周囲の人間の顔を見てみると、あきらかに私とは人種が違う。西原は? と見ると、これが完璧に浮き上がっている。
――イッヒヒヒヒ、ざまをみろ。
私は嬉しくなって、西原をじっと見続けた。
やがて私たちは、世界の名画と絶讃されている一枚の絵画の前にたどりついた。五、六十人、いや、百人近い人が、その絵の前で名画をくいいるように見つめていた。熱気を含んだ沈黙……。これこそが名画の持つパワーであり、芸術の崇高さなのである。
この人だかりの中で西原が押しつぶされそうになりながら、名画を、口を開いて見ていると思うと、私はおかしくてしかたがなかった。
――オイ、どけ。西原はどこだ? 名画を前にしてもう地べたにひれ伏してるんじゃないか。その哀れな姿を見たい。見せてくれ。

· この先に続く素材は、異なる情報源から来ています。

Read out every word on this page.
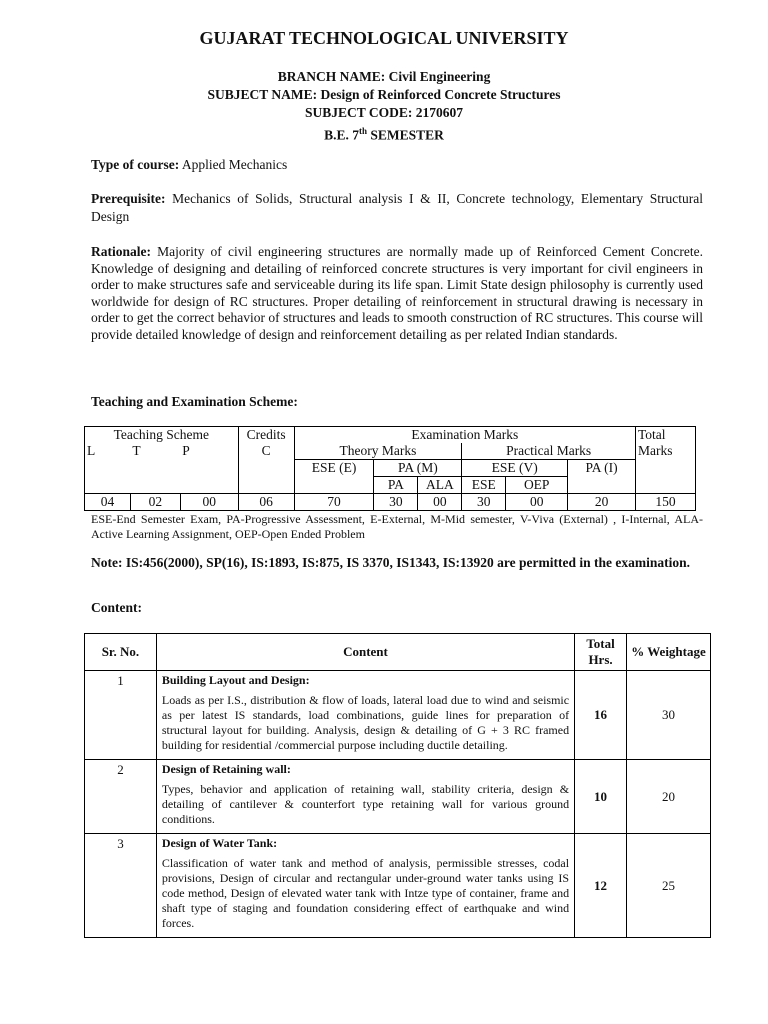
GUJARAT TECHNOLOGICAL UNIVERSITY
BRANCH NAME: Civil Engineering
SUBJECT NAME: Design of Reinforced Concrete Structures
SUBJECT CODE: 2170607
B.E. 7th SEMESTER
Type of course: Applied Mechanics
Prerequisite: Mechanics of Solids, Structural analysis I & II, Concrete technology, Elementary Structural Design
Rationale: Majority of civil engineering structures are normally made up of Reinforced Cement Concrete. Knowledge of designing and detailing of reinforced concrete structures is very important for civil engineers in order to make structures safe and serviceable during its life span. Limit State design philosophy is currently used worldwide for design of RC structures. Proper detailing of reinforcement in structural drawing is necessary in order to get the correct behavior of structures and leads to smooth construction of RC structures. This course will provide detailed knowledge of design and reinforcement detailing as per related Indian standards.
Teaching and Examination Scheme:
Teaching Scheme			Credits	Examination Marks						Total Marks
L	T	P	C	Theory Marks			Practical Marks			
				ESE (E)	PA (M)		ESE (V)		PA (I)	
					PA	ALA	ESE	OEP		
04	02	00	06	70	30	00	30	00	20	150
ESE-End Semester Exam, PA-Progressive Assessment, E-External, M-Mid semester, V-Viva (External) , I-Internal, ALA-Active Learning Assignment, OEP-Open Ended Problem
Note: IS:456(2000), SP(16), IS:1893, IS:875, IS 3370, IS1343, IS:13920 are permitted in the examination.
Content:
Sr. No.	Content	Total Hrs.	% Weightage
1	Building Layout and Design:
Loads as per I.S., distribution & flow of loads, lateral load due to wind and seismic as per latest IS standards, load combinations, guide lines for preparation of structural layout for building. Analysis, design & detailing of G + 3 RC framed building for residential /commercial purpose including ductile detailing.	16	30
2	Design of Retaining wall:
Types, behavior and application of retaining wall, stability criteria, design & detailing of cantilever & counterfort type retaining wall for various ground conditions.	10	20
3	Design of Water Tank:
Classification of water tank and method of analysis, permissible stresses, codal provisions, Design of circular and rectangular under-ground water tanks using IS code method, Design of elevated water tank with Intze type of container, frame and shaft type of staging and foundation considering effect of earthquake and wind forces.	12	25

私が人だかりを分けて西原を探そうとしていると……、静寂の中から、かん高い声が会場に響き渡った。
「イジュウインさ〜〜ん」
「はあ?」
「イジュウインさ〜〜ん」
数メートル先、名画の真ん前で、スポットに当った西原が私を振りむいていた。どうしてあれほどの人垣が割れて、私と西原の間に空間ができたのか、今もわからない。
「イジュウインさ〜〜ん」
「は、はい」
周囲の五十人、いや百人近い人間の視線が私に集まった。
すかさず西原が目の前の名画を指さして言った。
「これって、ニセモノじゃないの?」
その瞬間、私は凍りついた。すべての視線が私に集中している。西原がまた声を上げた。
「イジュウインさ〜〜ん。これって、ニセモノじゃないの?」
周囲の視線は絵画にはむかず、すべて私に集中し、私の返答を待っていた。
――なんて女だ……。
私は目を閉じて、深呼吸をして言った。
「ニセモノだとしても……」
そこから言葉がつながらない……。咄嗟に私の口から言葉が飛び出した。
「ニセモノだとしても、ぜんぜん、だいじょうび」
「そうか、だいじょうびだね」
そう言って西原は視界から消えた。
あとには、私を奇人か、変人でも見るような冷たい視線とささやく声がひろがった。